2. Düzey Kural Düzeyi: Bu dönemde bulunanlar sadece toplumsal düzene uymayı değil mevcut düzeni desteklemek, savunmak ve yaşatmak amacındadır. Toplumun kurallarını ve kalıp yargılarını uzlaşmadan öte olduğu gibi kabul eder, benimser.

3. Basamak İyi Çocuk Olmaya yönelik: Çevreyle ilişkiler kendine yapılmasını istemediğin bir şeyi başkasına da yapma anlayışına dayanır. Davranışların değerlendirilmesinde sonuçlar yerine niyetler dikkate alınmaya başlar. Çevrenin onay ve beğenisini kazanmak hedef olduğu için iyi olmak başkalarının duygularıyla ilgilenmek sadık ve güvenilir olmak beklentiler ve kurallar doğrultusunda davranmak bu dönemde bulunanların davranışlarının genel karakteri olur.

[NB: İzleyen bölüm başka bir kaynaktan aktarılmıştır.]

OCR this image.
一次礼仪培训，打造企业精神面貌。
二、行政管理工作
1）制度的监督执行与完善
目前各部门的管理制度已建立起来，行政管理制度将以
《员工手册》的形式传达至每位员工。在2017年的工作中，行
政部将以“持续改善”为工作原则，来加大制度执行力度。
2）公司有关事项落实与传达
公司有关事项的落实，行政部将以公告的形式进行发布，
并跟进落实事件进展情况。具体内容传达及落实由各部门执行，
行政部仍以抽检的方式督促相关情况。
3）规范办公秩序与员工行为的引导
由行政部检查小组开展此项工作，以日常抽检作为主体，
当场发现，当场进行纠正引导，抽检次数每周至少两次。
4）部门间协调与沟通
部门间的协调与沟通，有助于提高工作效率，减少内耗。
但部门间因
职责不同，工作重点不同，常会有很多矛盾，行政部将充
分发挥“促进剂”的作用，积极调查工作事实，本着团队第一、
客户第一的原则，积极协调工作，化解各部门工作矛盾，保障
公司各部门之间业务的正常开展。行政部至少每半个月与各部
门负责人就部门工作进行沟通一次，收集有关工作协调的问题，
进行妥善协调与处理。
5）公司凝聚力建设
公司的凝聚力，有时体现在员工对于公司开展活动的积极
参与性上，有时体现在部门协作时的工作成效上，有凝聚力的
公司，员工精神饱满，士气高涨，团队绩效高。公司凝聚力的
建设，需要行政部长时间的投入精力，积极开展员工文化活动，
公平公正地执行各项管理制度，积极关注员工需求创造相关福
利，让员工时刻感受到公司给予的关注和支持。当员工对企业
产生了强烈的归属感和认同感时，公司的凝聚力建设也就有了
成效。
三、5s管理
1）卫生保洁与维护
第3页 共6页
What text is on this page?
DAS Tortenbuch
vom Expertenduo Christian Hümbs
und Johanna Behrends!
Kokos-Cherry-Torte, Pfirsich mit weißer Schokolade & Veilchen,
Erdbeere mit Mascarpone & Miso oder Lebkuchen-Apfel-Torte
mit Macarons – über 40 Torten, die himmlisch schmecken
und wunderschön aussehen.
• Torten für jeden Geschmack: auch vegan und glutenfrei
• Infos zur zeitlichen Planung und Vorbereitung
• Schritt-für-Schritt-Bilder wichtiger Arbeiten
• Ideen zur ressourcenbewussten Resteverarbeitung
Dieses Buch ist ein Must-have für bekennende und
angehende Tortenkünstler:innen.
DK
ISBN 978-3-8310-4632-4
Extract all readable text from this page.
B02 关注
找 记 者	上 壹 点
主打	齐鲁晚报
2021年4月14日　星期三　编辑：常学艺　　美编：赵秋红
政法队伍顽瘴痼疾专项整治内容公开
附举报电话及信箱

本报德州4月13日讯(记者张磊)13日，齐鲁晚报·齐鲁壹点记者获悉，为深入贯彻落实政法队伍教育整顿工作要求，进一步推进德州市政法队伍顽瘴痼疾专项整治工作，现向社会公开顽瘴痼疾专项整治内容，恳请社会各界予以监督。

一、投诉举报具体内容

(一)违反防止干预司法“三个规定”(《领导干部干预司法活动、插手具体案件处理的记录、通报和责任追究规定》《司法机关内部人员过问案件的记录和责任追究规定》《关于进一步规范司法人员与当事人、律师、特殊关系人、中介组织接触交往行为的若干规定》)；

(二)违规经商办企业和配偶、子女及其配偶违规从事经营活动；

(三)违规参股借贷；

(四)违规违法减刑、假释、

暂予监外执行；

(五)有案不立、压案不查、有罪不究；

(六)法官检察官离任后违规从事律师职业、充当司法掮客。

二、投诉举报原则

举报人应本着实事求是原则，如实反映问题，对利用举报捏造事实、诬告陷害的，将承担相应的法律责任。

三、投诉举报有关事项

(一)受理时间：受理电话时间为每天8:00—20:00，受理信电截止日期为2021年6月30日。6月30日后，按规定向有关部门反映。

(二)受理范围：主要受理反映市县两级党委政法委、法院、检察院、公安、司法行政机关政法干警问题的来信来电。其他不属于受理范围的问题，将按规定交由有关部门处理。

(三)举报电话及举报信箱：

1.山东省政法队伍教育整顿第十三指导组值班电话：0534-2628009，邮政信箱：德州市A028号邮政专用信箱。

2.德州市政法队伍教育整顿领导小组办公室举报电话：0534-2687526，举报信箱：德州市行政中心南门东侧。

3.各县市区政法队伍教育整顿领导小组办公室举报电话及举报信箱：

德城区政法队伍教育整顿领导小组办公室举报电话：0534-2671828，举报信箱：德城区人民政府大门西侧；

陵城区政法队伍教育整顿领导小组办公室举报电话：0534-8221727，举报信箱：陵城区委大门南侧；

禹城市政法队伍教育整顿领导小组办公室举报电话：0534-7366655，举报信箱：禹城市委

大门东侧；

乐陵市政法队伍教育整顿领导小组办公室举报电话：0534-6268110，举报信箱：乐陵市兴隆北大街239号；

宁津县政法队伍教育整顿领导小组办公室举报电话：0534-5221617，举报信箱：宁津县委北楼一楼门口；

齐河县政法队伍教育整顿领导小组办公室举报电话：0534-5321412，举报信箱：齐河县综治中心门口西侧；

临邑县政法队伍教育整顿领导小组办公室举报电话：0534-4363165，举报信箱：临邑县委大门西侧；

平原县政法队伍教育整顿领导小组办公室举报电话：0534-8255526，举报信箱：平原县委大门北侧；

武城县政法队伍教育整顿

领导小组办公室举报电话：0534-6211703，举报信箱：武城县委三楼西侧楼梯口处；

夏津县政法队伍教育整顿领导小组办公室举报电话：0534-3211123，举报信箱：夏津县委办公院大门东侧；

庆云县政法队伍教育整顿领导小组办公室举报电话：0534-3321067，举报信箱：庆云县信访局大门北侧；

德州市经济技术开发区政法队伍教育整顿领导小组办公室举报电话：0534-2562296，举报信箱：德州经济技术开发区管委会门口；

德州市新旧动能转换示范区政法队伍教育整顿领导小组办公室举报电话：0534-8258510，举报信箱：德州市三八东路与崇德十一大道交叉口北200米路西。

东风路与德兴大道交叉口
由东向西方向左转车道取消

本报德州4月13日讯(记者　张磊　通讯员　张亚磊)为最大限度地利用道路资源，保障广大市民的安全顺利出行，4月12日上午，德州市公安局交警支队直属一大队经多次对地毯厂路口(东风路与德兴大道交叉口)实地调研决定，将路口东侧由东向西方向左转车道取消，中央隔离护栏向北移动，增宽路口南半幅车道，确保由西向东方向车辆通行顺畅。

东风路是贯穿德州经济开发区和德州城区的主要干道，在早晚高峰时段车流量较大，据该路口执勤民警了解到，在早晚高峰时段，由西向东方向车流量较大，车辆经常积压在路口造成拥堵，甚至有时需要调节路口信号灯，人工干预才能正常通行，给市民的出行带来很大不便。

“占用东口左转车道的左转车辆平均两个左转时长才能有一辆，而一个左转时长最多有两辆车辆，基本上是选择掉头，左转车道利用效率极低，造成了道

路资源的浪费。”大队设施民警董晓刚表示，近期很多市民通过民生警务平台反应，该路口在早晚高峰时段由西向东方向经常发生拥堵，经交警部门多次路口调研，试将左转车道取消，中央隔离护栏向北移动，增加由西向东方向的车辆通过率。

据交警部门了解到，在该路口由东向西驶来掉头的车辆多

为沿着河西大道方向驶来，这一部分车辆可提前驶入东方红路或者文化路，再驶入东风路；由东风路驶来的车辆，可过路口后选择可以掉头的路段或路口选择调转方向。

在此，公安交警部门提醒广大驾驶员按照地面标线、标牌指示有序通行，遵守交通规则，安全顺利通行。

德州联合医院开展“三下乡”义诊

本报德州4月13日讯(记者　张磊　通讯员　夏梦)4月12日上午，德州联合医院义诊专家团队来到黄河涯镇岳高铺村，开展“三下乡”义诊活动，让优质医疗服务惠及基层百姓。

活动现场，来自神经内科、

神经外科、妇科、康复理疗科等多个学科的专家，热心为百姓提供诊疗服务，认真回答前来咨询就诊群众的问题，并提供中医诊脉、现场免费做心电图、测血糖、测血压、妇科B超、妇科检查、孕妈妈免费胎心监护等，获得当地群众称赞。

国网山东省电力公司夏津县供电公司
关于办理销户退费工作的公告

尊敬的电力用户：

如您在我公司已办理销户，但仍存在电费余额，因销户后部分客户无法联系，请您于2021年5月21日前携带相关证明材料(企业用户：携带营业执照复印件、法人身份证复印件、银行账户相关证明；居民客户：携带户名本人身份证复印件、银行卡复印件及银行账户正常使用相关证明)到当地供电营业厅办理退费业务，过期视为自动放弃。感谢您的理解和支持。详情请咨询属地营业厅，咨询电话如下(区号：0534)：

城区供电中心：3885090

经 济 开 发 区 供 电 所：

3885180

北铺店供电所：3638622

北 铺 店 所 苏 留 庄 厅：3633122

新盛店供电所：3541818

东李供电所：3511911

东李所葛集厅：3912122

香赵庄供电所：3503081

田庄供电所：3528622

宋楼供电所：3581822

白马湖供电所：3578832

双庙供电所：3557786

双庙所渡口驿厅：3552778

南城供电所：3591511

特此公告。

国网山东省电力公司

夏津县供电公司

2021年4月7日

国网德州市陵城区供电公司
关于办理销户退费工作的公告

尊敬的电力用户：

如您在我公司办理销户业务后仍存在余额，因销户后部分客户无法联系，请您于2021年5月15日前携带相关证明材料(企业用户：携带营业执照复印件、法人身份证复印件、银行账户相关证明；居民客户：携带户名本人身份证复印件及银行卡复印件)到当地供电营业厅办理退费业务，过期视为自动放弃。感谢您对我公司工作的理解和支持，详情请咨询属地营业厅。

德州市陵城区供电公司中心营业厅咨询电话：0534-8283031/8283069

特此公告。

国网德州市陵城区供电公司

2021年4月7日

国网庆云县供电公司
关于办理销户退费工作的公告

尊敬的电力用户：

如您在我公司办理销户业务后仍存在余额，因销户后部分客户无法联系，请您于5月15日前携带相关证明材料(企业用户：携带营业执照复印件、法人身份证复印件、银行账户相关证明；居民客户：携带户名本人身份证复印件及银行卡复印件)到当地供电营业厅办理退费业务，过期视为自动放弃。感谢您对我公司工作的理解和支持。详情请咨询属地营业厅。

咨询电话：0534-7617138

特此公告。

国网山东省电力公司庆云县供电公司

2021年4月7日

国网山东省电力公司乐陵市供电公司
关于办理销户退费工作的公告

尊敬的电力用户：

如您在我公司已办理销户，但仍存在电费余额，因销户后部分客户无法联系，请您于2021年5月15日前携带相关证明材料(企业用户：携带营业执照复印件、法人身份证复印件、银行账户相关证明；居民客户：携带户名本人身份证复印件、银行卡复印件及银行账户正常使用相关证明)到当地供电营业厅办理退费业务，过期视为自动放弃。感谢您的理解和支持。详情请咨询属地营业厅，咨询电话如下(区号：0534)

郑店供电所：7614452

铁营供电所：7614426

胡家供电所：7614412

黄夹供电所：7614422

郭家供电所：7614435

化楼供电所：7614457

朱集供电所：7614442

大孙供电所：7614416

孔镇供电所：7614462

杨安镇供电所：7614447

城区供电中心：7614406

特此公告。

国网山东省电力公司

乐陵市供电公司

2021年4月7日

4. Basamak Yasa ve düzene uymaya yönelik: Bu basamakta bulunan kimse toplumdaki yasalara içtenlikle uyar ve bunların kesin olduğuna inanır. Yasalar var olan düzeni ve toplumun sürekliliğini sağladığı gerekçesiyle mutlaka uyulması gereken kurallardır. Yasalar çok özel durumlarda değişmez sosyal yükümlülüklerle çelişmedikçe korunur. Yetişkinlerin büyük bir bölümünün içinde bulunduğu bu basamak bireysel ahlaki tercihten çok toplumsal düzenin korunduğu basamaktır.

3. Düzey Kural Sonrası düzey: Bu düzeyde birey geleneksel düzeyin toplumun kuralları ve kalıp yargılarının değişmezliği anlayışından sıyrılmıştır. Toplumsal düzene ilişkin kuralların ve yasaların ötesinde evrensel insani değerlere uygun davranışlar gösterebilmeye ilişkin ilkeli bir ahlak anlayışı hakimdir.

5. basamak Sosyal Anlaşmaya yönelik: Yasalara sosyal bir anlaşma olduğu ve çoğunluğun haklarını koruduğu için uyulur. Bu nedenle de mevcut yasaların genelin yararına olması gerektiği savunulur. İyi davranışı toplumun bütünü tarafından kabul edilmiş normlara göre tanımlarken özgürlük kavramı genele ters düşse bile korunması gerektiğini savunurlar.

6. basamak Evrensel ahlaki ilişkilere yönelik: Mantık ve evrensel ilkelerin hakim olduğu bu basamakta bulunanlar doğru ve yanlışı sosyal düzenin yasa ve kurallarıyla değil kendi vicdan ve kendi geliştirdiği ahlak ilkeleriyle tanımlar. Çünkü 6. basamaktaki birey değerlendirmelerine insanın değerli olduğuna inandığı için evrensel adalet ilkelerini insan haklarını insana saygıyı ve güveni temel alır. İnsanlar ancak kendi vicdanının sesine kulak verdiği zaman en üst ahlaki yargı basamağına ulaşırlar.

Kohlberg in ahlaki gelişim evrelerinin yaşla doğrudan bir ilgisi yoktur. İleri yaştaki biri de ilk basamaklarda bulunabilir. Yalnız düzeyler ve basamaklar hiyerarşik bir bütünlük göstermektedir. Basamaklardan birinin atlanarak diğerine geçilmesi mümkün değildir.